W.H. AUDEN (1907-1973)

REFUGEE BLUES


Voilà une ville avec dix millions d’âmes dans ses murs,

De belles demeures pour certains, pour d’autres une masure

Pourtant, chérie, nous n'avons pas notre place ici, nous n'avons pas notre place ici.


Nous avions un pays autrefois que nous trouvions très beau

Cherche dans l’atlas, tu le trouveras, mais là-haut,

Impossible d’y aller maintenant, chérie, impossible d’y aller maintenant.


Dans le cimetière du village pousse un vieil if qui refleurit,

À chaque printemps, mais maintenant, chérie,

Les vieux passeports ne peuvent en faire autant, ne peuvent en faire autant.


Le consul a tapé sur la table: « vous n’avez pas de passeports

Dit-il, vous êtes officiellement morts »:

Mais nous sommes bien vivants, chérie, nous sommes bien vivants.
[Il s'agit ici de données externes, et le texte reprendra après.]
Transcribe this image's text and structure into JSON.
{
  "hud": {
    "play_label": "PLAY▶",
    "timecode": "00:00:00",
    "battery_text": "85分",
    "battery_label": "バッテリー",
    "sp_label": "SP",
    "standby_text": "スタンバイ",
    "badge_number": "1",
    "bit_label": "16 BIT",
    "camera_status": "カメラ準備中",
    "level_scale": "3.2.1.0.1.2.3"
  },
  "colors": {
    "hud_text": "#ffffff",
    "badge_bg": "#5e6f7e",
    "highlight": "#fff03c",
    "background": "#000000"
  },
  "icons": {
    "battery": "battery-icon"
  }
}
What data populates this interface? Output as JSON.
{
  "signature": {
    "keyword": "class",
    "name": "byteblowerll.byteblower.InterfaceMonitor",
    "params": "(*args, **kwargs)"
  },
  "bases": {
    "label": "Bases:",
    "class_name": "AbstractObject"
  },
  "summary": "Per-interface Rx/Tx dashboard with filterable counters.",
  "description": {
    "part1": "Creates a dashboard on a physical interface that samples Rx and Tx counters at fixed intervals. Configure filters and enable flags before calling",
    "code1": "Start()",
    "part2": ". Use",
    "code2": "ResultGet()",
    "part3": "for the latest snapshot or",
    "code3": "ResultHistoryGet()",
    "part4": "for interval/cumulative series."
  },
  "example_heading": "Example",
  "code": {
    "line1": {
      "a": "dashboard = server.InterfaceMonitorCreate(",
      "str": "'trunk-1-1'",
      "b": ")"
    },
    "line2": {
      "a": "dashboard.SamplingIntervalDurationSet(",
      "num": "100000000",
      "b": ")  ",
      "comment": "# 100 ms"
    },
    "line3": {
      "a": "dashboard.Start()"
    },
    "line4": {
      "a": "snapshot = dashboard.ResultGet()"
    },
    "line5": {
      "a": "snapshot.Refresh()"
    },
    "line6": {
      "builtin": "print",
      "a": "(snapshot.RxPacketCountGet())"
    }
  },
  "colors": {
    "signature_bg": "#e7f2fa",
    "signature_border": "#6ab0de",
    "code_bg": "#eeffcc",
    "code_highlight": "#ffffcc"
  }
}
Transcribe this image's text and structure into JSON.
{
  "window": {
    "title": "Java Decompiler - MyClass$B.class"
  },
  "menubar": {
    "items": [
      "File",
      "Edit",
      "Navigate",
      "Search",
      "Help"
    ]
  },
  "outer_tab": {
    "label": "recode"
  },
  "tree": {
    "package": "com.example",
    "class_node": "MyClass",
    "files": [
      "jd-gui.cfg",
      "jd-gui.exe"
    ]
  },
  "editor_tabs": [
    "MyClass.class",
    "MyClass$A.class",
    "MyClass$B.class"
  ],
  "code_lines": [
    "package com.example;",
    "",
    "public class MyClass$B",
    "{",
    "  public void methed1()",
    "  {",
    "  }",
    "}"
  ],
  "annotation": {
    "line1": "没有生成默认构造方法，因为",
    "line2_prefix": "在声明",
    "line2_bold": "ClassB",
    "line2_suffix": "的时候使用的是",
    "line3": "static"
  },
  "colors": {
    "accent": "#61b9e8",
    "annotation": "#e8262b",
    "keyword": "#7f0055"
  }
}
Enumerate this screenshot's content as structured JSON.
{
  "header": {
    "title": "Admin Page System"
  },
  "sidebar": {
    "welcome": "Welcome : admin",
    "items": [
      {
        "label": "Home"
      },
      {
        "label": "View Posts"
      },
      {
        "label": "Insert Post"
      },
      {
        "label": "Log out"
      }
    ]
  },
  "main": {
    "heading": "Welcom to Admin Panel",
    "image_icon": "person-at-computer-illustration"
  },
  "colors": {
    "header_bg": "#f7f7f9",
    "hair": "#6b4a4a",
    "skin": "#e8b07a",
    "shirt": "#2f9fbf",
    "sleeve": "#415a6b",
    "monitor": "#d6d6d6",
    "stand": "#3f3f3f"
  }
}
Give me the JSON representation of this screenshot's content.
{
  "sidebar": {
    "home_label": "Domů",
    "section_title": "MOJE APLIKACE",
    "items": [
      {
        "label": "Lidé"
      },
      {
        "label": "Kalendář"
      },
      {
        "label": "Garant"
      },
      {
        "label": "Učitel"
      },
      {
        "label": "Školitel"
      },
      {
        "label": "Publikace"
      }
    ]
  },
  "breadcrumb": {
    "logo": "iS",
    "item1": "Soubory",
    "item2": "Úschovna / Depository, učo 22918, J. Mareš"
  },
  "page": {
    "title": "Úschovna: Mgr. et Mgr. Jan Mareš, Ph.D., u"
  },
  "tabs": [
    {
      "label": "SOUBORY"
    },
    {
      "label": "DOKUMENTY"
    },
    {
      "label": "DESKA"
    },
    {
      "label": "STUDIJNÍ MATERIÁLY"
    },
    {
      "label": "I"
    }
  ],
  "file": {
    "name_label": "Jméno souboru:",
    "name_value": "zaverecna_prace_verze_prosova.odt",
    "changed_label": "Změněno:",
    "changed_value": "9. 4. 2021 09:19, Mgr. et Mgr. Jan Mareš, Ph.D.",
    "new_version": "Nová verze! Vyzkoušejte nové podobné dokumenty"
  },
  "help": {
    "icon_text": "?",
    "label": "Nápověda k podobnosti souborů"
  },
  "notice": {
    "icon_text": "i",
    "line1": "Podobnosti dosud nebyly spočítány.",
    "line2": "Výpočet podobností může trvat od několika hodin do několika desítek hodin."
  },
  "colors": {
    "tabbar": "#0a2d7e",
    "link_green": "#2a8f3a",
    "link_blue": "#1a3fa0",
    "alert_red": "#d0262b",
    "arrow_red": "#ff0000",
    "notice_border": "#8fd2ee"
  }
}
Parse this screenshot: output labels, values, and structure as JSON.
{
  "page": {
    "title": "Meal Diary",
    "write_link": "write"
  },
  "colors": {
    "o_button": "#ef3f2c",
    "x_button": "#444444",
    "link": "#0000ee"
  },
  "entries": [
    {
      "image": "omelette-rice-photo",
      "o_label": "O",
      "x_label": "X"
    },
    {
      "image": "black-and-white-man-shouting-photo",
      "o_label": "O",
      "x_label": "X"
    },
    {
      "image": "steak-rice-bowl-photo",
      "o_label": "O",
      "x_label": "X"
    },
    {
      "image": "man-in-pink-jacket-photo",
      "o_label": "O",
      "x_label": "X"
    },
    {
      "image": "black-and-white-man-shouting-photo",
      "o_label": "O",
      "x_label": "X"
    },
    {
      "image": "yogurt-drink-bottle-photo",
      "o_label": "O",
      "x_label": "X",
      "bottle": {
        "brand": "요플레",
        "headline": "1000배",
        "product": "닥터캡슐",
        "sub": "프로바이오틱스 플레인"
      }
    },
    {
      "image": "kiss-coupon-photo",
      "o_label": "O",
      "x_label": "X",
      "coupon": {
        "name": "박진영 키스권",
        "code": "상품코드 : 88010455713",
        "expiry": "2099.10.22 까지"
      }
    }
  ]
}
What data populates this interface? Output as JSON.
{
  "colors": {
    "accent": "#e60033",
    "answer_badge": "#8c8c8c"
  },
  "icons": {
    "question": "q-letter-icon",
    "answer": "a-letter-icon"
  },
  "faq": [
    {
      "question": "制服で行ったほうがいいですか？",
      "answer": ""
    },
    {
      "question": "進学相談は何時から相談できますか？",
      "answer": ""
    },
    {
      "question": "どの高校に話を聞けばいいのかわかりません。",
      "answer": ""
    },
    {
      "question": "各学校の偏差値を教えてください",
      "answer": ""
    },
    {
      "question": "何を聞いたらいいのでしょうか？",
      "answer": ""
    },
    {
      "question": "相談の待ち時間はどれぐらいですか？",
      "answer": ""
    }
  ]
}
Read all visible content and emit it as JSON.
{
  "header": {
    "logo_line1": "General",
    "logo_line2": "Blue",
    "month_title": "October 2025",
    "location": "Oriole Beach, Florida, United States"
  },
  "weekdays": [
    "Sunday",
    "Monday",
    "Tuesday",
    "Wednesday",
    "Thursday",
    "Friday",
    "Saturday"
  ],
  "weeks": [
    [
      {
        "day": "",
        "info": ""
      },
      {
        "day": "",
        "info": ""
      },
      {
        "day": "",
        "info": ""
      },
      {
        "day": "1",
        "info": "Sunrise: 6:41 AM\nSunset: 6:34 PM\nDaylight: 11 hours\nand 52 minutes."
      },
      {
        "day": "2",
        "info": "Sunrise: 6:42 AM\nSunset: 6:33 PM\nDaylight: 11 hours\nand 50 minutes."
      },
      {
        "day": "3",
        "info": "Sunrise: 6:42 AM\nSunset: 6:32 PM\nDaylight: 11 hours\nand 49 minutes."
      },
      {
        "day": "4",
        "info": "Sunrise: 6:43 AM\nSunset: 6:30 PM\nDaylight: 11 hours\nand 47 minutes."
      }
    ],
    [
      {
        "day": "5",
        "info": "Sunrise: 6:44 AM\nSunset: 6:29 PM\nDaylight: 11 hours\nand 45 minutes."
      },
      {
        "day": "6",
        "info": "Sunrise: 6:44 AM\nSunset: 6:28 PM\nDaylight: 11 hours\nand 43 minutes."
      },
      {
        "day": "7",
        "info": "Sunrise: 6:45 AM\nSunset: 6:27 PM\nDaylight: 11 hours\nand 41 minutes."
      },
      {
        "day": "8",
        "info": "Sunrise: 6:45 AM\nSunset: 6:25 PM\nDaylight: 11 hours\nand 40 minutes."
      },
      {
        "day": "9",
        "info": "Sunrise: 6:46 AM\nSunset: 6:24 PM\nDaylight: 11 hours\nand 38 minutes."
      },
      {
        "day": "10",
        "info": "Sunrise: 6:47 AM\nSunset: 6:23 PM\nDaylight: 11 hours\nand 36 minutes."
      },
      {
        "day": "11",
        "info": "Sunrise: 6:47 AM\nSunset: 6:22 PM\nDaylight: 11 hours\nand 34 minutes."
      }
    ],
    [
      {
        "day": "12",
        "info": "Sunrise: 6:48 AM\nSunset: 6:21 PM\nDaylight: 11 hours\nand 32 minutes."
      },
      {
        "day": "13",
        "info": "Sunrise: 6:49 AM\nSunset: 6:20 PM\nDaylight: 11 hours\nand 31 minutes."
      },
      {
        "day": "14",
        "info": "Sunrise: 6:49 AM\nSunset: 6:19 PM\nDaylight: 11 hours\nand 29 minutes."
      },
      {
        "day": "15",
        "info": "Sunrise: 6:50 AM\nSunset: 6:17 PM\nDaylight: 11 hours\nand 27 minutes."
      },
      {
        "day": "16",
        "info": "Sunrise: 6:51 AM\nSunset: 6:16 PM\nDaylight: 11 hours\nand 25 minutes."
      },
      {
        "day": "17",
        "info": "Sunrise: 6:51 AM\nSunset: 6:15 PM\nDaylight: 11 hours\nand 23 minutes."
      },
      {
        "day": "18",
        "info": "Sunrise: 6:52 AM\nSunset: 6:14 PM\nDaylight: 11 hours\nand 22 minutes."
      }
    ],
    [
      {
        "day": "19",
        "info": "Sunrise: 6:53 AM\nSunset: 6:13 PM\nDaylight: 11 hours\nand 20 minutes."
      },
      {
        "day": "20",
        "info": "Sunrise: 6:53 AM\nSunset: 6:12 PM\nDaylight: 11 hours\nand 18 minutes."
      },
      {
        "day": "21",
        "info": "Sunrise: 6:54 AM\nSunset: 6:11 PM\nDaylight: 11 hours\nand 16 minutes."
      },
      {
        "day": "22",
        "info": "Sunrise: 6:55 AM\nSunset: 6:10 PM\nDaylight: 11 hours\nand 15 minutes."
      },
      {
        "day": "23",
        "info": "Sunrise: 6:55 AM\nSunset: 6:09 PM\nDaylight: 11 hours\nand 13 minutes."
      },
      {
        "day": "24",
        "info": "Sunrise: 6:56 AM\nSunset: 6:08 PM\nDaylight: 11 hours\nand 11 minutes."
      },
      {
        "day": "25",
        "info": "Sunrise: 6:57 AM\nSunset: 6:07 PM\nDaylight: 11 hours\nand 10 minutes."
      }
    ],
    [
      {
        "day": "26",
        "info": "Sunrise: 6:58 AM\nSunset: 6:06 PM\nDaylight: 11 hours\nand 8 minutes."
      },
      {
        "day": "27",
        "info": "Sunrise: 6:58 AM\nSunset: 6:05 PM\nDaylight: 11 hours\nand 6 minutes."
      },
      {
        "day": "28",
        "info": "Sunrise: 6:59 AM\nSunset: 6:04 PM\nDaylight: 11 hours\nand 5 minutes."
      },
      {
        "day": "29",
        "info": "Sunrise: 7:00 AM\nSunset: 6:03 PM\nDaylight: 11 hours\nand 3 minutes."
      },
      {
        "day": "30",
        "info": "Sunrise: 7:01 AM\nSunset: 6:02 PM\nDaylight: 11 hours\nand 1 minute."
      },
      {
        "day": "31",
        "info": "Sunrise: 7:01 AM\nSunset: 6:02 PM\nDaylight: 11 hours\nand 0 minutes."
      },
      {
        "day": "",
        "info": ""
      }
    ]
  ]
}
Je me suis rendu au comité; ils m’ont dit de m’asseoir;

M’ont poliment prié d’attendre l’année suivante pour les revoir:

Où irons-nous donc aujourd’hui, chérie, où irons-nous?


Je suis allé à une réunion publique; l’orateur parlait bien;

« Si on les laisse entrer ils vont nous manger notre pain quotidien »:

Il parlait de toi et moi, chérie, il parlait de toi et moi.


J’ai cru entendre l’orage dans le ciel;

Hitler faisait trembler l’Europe: « il faut que meurent les enfants d’Israel »:

C’est à nous qu’il pensait, chérie, c’est à nous qu’il pensait.


J’ai vu un caniche, une belle aiguille tient la veste qu’il porte,

Et pour laisser entrer le chat, ils ont laissé ouverte la porte:

Car ce ne sont pas des juifs allemands, chérie, ce ne sont pas des juifs allemands.


En descendant au port près d’un quai déserté,

J’ai vu des poissons nager en totale liberté:

À seulement trois mètres, chérie, à seulement trois mètres.


J’ai traversé un bois, vu dans les arbres les oiseaux;

Leur peuple n’a pas d’élus, et libres, ils chantaient sans repos:

Ils n’étaient pas de la race des hommes, chérie, pas de la race des hommes.


J’ai cru voir en rêve une immense tour apparaître,

Elle avait mille étages, mille portes et mille fenêtres:

Pas une n’était la nôtre, chérie, pas une n’était la nôtre.


Debout sous la neige qui tombait, je me tenais

Sur une grande plaine où dix mille soldats allaient et venaient:

Toi et moi ils nous cherchaient, chérie, toi et moi ils nous cherchaient.


(W.H. Auden, 1939, « Ten Songs », Another Time, N.Y., Random House, 1940)


[Photo: BreakingHomeTies_street-market_copyright-National-Center-for-Jewish-Film-copy.jpg]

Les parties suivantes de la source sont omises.